Leaving economics aside, though, is there any reason an article made
“by hand” (whatever that really means) will be better in an aesthetic
sense than one that is produced with the aid of machinery? Certainly
these items will exhibit more individual variation than mass-produced
products, and that can be part of their charm. Although some of this
may be due to incompetence or carelessness on the part of the maker,
it is also true that a design can be refined as it is worked on, and
small flaws that are replicated by mechanical processes may not
appear, or can be dealt with. Inspiration often visits in the course
of making something, and will inform subsequent work. Some designs
and processes are simply not suitable for mechanical reproduction,
and either must be eliminated in the name of manufacturability or
done the old-fashioned way.
On the other hand, though, art does best if it is unfettered by
artificial restrictions on what artists can or cannot do.

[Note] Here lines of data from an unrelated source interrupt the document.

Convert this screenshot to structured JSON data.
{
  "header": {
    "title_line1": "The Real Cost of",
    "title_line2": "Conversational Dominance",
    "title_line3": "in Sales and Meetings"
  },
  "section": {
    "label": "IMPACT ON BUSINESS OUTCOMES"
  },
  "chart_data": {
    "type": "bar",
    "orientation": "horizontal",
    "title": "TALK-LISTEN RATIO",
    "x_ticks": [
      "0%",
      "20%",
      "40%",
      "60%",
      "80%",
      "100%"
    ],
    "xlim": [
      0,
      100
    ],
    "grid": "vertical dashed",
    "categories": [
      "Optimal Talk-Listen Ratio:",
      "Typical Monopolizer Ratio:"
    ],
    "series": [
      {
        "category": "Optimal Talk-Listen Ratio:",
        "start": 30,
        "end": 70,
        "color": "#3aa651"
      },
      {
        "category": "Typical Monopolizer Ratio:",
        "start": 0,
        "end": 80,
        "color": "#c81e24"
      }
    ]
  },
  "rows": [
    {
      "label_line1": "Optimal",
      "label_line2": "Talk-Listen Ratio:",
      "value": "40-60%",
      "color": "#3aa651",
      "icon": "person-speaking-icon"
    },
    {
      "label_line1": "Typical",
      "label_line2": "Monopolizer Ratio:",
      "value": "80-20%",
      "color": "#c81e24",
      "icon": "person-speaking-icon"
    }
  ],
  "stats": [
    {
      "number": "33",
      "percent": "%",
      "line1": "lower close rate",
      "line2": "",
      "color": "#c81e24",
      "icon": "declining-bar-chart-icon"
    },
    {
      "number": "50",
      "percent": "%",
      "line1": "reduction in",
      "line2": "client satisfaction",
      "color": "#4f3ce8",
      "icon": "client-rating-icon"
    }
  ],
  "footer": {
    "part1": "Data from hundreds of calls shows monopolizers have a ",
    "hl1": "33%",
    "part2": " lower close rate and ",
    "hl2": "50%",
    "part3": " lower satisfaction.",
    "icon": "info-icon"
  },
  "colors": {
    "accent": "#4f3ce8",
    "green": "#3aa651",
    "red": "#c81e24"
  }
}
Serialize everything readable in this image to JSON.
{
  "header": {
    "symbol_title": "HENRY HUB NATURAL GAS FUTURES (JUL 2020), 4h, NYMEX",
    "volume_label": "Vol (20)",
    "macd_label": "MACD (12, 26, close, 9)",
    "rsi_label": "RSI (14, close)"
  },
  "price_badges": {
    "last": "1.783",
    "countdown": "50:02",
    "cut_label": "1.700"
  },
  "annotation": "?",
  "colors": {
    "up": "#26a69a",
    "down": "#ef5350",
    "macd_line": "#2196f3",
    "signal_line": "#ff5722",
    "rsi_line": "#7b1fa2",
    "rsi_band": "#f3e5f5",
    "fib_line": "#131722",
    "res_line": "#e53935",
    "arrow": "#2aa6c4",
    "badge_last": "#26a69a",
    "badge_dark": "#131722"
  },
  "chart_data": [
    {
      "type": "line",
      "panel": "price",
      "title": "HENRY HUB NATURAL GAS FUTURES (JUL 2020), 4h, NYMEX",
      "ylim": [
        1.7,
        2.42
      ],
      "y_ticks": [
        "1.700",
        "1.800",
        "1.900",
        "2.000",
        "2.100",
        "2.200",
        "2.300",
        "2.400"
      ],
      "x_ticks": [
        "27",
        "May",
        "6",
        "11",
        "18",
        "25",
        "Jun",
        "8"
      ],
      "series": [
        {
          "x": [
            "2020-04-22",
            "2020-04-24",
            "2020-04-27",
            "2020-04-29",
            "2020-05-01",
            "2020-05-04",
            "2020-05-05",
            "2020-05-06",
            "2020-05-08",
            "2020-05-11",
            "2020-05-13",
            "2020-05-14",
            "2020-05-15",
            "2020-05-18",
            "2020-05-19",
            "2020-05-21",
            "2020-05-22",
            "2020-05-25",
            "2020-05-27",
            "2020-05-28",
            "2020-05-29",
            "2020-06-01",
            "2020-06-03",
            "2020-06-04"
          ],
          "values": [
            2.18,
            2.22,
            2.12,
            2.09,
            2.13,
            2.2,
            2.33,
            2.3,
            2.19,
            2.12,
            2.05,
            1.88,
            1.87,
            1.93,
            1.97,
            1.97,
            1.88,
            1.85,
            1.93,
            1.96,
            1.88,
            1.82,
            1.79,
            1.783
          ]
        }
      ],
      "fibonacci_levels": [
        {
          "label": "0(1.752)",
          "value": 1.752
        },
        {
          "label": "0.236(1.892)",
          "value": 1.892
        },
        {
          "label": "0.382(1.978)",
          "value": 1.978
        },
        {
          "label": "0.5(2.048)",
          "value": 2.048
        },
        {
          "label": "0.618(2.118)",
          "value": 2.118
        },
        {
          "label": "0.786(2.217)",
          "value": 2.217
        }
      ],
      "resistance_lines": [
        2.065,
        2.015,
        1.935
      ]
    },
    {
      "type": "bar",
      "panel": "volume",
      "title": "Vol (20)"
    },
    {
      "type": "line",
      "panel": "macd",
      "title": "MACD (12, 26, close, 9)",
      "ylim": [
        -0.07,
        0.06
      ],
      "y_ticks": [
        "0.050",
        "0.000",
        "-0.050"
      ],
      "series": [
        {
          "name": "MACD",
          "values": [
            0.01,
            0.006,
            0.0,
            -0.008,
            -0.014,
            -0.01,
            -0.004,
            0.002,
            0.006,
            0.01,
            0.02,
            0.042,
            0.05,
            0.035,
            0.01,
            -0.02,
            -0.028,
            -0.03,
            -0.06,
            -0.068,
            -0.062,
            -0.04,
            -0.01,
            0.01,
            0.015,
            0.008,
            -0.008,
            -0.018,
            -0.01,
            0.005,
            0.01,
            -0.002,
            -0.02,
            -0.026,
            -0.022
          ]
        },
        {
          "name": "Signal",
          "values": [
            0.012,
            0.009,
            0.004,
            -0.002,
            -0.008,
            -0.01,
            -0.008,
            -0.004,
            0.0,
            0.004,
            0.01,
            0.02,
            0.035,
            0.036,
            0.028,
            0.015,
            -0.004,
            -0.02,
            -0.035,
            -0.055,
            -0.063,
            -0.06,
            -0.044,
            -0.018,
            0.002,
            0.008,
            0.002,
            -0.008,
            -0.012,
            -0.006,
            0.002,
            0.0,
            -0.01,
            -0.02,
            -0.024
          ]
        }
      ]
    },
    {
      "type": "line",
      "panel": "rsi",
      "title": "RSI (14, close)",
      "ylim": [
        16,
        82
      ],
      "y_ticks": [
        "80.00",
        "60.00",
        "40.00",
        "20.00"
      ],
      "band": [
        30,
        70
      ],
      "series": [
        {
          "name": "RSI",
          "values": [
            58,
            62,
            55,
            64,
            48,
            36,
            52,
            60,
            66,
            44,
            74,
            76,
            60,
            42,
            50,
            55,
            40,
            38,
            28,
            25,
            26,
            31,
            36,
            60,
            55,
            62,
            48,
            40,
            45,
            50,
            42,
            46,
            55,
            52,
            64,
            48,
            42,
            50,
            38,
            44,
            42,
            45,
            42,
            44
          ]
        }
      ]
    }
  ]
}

Historically, big advances have been made when artists took advantage
of new scientific insights and technologies, such as the development
of perspective and oil-based paint. Much technological and scientific
progress has been driven by artists and craftspeople seeking better
or different solutions to issues that interested them, from the
investigation of human anatomy to the invention of film animation. In
our age, when the phenomenal growth of electronic technology has
provided so many new tools and techniques, bringing the world’s
store of into everybody’s homes and putting unimagined
power into the hands of artists, it would seem short-sighted to
dismiss all this as inauthentic, and to retreat into a restricted
world of traditional techniques. When every surface of a piece of
sculpture can be manipulated precisely in a virtual environment and a
one-off version produced as a physical model using Rapid Prototyping
machines, why is this less a work of art than one that is manipulated
with hand-held tools and produced by casting? If someone comes up
with an original jewelry design using computer programs and RP that
cannot be produced in any other way, should that be considered
inferior to something made by hammering and soldering? It seems that
any tool an artist chooses to use should be considered valid; it’s
the specific use of it that we can evaluate, using our own aesthetic
criteria, to say whether it was the right tool to use for that
purpose or whether other means would have worked better, and whether
the end justifies the means.
So taking all that into consideration, what’s the future for
hand-made arts and crafts? Is painting “dead”, sculpture moribund,
and craft obsolete? As long as these things provide pleasure for the
doer of them, they will survive in some form, although perhaps only
as a form of recreation or therapy. Some that were never much fun to
do or that compete with much more convenient modern methods and
materials have already disappeared; very few people bother building
birchbark canoes, making rope, or dressing timber by hand, unless
they are participating in a historical reenactment of some kind.
Others have achieved a sort of cult status, like patchwork quilting
or decoy carving, and will continue to be popular as long as the
demand continues strong. Art processes like oil painting or marble
carving will continue to be practiced, although practitioners of them
might use technical means that weren’t available to their
predecessors. But artists will have to become used to sharing the
galleries and museums with others, like photographers, film-makers,
and digital modelers, who may not have been considered fine artists
in the past. Jewelry is in an anomalous category of its own,
somewhere between art, craft, and industrial product, and it seems
that while those who stick entirely to traditional hand techniques
won’t vanish immediately, they will be squeezed from all sides;
between artistic innovators who feel free to employ modern
technology, large manufacturers who eventually follow the trends that
the avant-garde have set, and other hand-workers both domestic and
foreign who will end up scrambling for the scraps of the market that
are left. Like any vanishing species, they should be encouraged and
protected so that their skills don’t die out, but I doubt that more
than a few “national treasures” of this sort will find sufficient
support, in the face of economic realities.